Deliveroo’s report also delves into the wider industry shift towards innovations supporting more local food production. By 2040, new forms and national and corporate strategies for resilient nutrition could be the norm as environmental changes and overpopulation contribute to food shortages and supply chain disruptions that trigger instability and hardship across parts of the world.

“Climate-smart agriculture” techniques that adapt and shield food production from rising climate pressures are arising. A key strategy will be diversification beyond the overly concentrated and hence vulnerable range of plant and animal species in today’s mainstream agriculture.

Overlooked indigenous plant varieties with resilient and nutritive traits will be rediscovered and scaled. Think petai, jackfruit, cowpea, arrowroot, azuki bean, buckwheat, amaranth, and a range of yams, pulses, and beans.

To adapt to the climate challenge, all parts of the food value chain need to support more sustainable, nutritious food production right where it is consumed. Governments, investors, startups and corporate innovators should continue to enhance the range and competitiveness of urban farming platforms and solutions.

Food processors, retailers and the food service sector must give consumers the options and awareness to eat locally and can advance farm-to-table collaborations and innovations. Regulatory enablement harnessing a robust scientific base is especially key for the viability and scaling of novel foods such as cultured meat.

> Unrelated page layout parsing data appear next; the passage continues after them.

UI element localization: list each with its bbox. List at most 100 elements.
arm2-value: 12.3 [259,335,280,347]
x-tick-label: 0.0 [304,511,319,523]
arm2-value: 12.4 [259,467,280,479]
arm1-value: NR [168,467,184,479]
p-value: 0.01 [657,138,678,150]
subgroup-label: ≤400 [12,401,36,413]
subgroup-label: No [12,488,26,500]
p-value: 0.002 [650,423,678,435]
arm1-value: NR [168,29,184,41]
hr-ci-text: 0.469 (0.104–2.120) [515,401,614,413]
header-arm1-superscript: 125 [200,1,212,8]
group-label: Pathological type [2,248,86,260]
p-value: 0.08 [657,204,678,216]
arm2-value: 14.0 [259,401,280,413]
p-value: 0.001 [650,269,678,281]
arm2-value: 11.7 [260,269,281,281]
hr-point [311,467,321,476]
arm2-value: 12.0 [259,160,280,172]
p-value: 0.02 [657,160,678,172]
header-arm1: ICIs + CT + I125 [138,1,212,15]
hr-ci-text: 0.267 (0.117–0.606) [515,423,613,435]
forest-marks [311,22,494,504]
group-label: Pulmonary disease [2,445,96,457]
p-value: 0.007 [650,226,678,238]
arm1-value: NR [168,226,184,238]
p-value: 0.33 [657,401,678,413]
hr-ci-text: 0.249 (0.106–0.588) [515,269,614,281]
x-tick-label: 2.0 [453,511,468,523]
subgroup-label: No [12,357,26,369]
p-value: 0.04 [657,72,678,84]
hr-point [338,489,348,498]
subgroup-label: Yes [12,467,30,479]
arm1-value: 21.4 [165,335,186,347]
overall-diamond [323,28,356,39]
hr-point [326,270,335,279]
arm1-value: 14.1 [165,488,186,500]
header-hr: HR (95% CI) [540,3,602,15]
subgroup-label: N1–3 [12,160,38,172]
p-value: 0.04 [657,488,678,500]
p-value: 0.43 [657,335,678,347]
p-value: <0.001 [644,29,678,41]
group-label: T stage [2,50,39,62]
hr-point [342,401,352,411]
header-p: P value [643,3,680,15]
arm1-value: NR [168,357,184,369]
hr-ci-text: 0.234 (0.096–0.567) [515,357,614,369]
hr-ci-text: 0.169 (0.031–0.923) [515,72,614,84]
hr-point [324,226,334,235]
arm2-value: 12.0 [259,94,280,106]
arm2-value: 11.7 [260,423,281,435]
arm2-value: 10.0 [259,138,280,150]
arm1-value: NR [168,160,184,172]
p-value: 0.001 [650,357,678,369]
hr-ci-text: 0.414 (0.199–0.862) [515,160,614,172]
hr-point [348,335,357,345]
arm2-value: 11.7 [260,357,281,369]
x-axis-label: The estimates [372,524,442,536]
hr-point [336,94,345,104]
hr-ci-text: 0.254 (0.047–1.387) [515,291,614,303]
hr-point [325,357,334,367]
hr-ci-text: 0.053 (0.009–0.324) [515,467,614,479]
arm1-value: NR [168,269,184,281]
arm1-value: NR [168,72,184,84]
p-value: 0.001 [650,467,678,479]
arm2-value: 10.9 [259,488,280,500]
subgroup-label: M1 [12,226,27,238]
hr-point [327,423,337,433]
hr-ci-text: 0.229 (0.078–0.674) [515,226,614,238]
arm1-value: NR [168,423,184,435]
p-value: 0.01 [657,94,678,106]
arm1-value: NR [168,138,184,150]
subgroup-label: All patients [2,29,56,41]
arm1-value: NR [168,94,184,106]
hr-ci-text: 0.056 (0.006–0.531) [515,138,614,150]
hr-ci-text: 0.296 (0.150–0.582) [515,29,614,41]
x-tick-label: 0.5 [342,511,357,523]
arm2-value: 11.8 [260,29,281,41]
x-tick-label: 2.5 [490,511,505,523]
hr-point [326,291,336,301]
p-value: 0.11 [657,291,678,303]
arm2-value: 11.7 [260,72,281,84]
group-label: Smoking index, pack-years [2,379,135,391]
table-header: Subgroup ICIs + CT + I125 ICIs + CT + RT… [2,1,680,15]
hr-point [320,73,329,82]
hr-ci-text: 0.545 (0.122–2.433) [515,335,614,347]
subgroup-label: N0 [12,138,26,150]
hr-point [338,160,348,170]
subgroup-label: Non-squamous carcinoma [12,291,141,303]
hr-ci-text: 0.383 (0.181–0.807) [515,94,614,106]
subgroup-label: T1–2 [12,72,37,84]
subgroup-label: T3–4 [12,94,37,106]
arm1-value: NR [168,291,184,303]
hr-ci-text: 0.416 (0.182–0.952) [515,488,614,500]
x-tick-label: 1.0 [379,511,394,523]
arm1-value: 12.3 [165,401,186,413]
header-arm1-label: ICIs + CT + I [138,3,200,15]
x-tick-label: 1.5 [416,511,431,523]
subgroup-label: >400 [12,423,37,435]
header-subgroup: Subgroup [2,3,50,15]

Also Read: Feeding the future: Innovation, entrepreneurship, and the rise of food tech in Asia

The role of food delivery services in the future of food

Adjacent industries such as food delivery also need to simultaneously transform their offerings to be more personalised and sustainable. With Personalised AI, advanced meal delivery services could have sophisticated AI-driven diagnostic tools that cater to people’s lifestyle needs, with predictive approaches that can automate people’s food orders based on their preferences and needs and perhaps incentivise them to lead healthier lifestyles.

Being in a food paradise like Singapore also affords food delivery platforms an ever-expanding plethora of meals to offer customers. With new technologies, food delivery platforms will be able to access customers’ health data – with due consent and safeguards – to recommend meal choices best aligned with their preferences and nutritional needs.

Food delivery companies will need to take definitive steps to cater to customers of the future and make this vision of personalised, convenient, and immersive deliveries a reality. Winning today involves listening to customers and catering nimbly to both mass and premium markets. Winning tomorrow means looking to the future beyond what customers can conceive of today and being the first and best to meet them there with the best new value, offerings, and resilient reliability.

Looking ahead to 2040, there are many challenges to global food security, not the least the pressures of climate change, which today’s food system has played a part in creating. The scaling of transformative new technologies and business models “from farm to fork” will be crucial. Seen together, the possibilities to realise sustainable, healthy, and fulfilling food lifestyles for tomorrow are awesome and exciting. The food industry, innovators, investors, and governments all have key roles to play.

But the critical step will be for consumers to gain awareness and take ownership of their roles as “food citizens” of the world. A sustainable food system is more than one click away, but begins with more intentional and informed food choices in delivery and beyond that embrace wellness for ourselves, all people, and the planet.